Column Type Used to compute
msm_npt float Homosexual_Behavior — 1 if msm_npt > 0 and Sex == "male"
txx_prt float Non_monogamous_Relationships — 1 if txx_prt > 1

Other Columns

Column Type Notes
heroin_inject_days float Converted to binary rbsivheroin (1 if non-null, 0 if null)
ftnd float Fagerström score — NaN filled with 0, used as-is
is_hispanic any Dropped unconditionally before PSM

Columns Dropped During Preprocessing

The following columns are removed if present.
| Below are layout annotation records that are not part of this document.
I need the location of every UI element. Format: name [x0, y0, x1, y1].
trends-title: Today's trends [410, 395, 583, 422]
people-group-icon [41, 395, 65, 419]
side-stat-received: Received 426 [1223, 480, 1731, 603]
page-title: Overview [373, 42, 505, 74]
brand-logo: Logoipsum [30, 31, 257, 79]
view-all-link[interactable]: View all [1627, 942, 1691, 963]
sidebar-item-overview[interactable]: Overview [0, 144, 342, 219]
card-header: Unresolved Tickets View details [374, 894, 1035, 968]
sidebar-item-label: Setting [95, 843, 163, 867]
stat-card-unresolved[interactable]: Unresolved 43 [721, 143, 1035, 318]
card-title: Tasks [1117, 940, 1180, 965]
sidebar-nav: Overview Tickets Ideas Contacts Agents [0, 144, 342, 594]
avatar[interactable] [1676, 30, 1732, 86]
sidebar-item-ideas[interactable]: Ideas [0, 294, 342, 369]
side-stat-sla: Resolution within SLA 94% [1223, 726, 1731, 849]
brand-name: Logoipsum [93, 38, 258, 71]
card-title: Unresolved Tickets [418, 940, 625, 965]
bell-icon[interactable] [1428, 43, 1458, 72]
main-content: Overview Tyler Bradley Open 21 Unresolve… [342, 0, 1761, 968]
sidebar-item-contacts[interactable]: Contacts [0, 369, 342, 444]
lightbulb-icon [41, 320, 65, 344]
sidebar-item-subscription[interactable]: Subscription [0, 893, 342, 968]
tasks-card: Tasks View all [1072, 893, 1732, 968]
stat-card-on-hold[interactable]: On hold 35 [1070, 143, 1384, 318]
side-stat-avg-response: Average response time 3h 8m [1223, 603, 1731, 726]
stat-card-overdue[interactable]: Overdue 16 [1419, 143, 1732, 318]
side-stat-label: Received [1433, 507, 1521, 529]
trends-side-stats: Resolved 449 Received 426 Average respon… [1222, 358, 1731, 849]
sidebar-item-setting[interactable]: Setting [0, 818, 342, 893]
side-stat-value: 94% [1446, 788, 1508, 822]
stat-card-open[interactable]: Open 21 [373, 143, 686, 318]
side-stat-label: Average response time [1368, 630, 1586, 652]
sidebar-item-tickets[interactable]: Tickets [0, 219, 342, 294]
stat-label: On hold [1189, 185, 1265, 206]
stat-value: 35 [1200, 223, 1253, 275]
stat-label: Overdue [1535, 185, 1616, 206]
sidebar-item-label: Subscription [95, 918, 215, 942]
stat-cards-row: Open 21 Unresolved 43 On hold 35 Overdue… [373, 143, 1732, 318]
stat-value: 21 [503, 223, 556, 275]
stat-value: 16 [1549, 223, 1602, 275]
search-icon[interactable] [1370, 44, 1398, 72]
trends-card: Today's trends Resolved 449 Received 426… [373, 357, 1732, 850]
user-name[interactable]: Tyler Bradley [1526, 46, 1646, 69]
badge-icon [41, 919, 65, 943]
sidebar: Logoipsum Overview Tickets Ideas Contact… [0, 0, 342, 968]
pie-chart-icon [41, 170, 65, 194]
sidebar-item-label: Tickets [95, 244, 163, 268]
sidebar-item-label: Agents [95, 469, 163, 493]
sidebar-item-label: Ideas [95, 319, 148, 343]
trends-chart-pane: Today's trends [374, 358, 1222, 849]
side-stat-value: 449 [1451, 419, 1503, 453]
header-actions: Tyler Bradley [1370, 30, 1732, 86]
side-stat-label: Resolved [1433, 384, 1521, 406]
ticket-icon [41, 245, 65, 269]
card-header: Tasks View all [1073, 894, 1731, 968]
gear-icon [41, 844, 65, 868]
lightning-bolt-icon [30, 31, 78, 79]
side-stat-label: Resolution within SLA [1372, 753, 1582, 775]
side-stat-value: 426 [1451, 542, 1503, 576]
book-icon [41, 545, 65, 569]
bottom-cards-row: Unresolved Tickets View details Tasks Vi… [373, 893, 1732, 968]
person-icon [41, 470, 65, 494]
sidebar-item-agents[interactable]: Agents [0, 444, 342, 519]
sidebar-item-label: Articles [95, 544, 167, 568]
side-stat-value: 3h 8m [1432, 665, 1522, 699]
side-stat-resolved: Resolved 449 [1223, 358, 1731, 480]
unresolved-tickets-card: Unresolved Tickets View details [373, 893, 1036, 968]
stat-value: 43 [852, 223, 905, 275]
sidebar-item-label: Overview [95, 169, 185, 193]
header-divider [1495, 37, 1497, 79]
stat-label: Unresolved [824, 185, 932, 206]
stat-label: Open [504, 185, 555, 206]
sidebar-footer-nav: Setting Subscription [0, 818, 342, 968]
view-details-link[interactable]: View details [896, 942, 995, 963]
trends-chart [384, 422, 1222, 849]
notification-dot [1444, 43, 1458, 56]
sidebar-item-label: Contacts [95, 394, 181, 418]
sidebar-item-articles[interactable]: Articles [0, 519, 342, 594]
The pipeline will not raise if they are absent.

pain_when, is_smoker, per_day, max, amount, depression, anxiety, schizophrenia,
cocaine_inject_days, speedball_inject_days, opioid_inject_days, speed_inject_days,
UDS_Alcohol_Count, UDS_Mdma/Hallucinogen_Count, msm_frq, msm_npt, txx_prt,
rbs_iv_days, race, RBS_cocaine_Days, RBS_heroin_Days, RBS_opioid_Days,
RBS_speed_Days, RBS_speedball_Days

RaceEth Values

RaceEth is the column used for PSM splitting. It must contain string labels that map to the following numeric codes during preprocessing:

Label Code Group
"NHW" 1 Non-Hispanic White — default majority group
"NHB" 2 Non-Hispanic Black
"Hisp" 3 Hispanic
"Other" 4 Other
"Refused/Missing" 0 Refused or missing

The default --majority 1 targets NHW as the majority group. To use a different majority, pass --majority <code> with the numeric code from the table above.


Using Custom Data

The pipeline is not restricted to CTN-0094 data. To run it on your own dataset:

  1. Ensure your CSV has at minimum who, RaceEth, age, and Sex columns.
  2. Add at least one outcome column.
  3. Pass --type if your outcome is not one of the pre-defined outcomes.
python3 run_pipelineV2.py \
  --data my_data.csv \
  --outcome my_outcome \
  --type logical \
  --split RaceEth \
  --match "age is_female" \
  -d ./results

Minimal example

For a working minimal CSV, see the smoke test data generator used during development — it constructs a 500-row synthetic dataset with all required columns.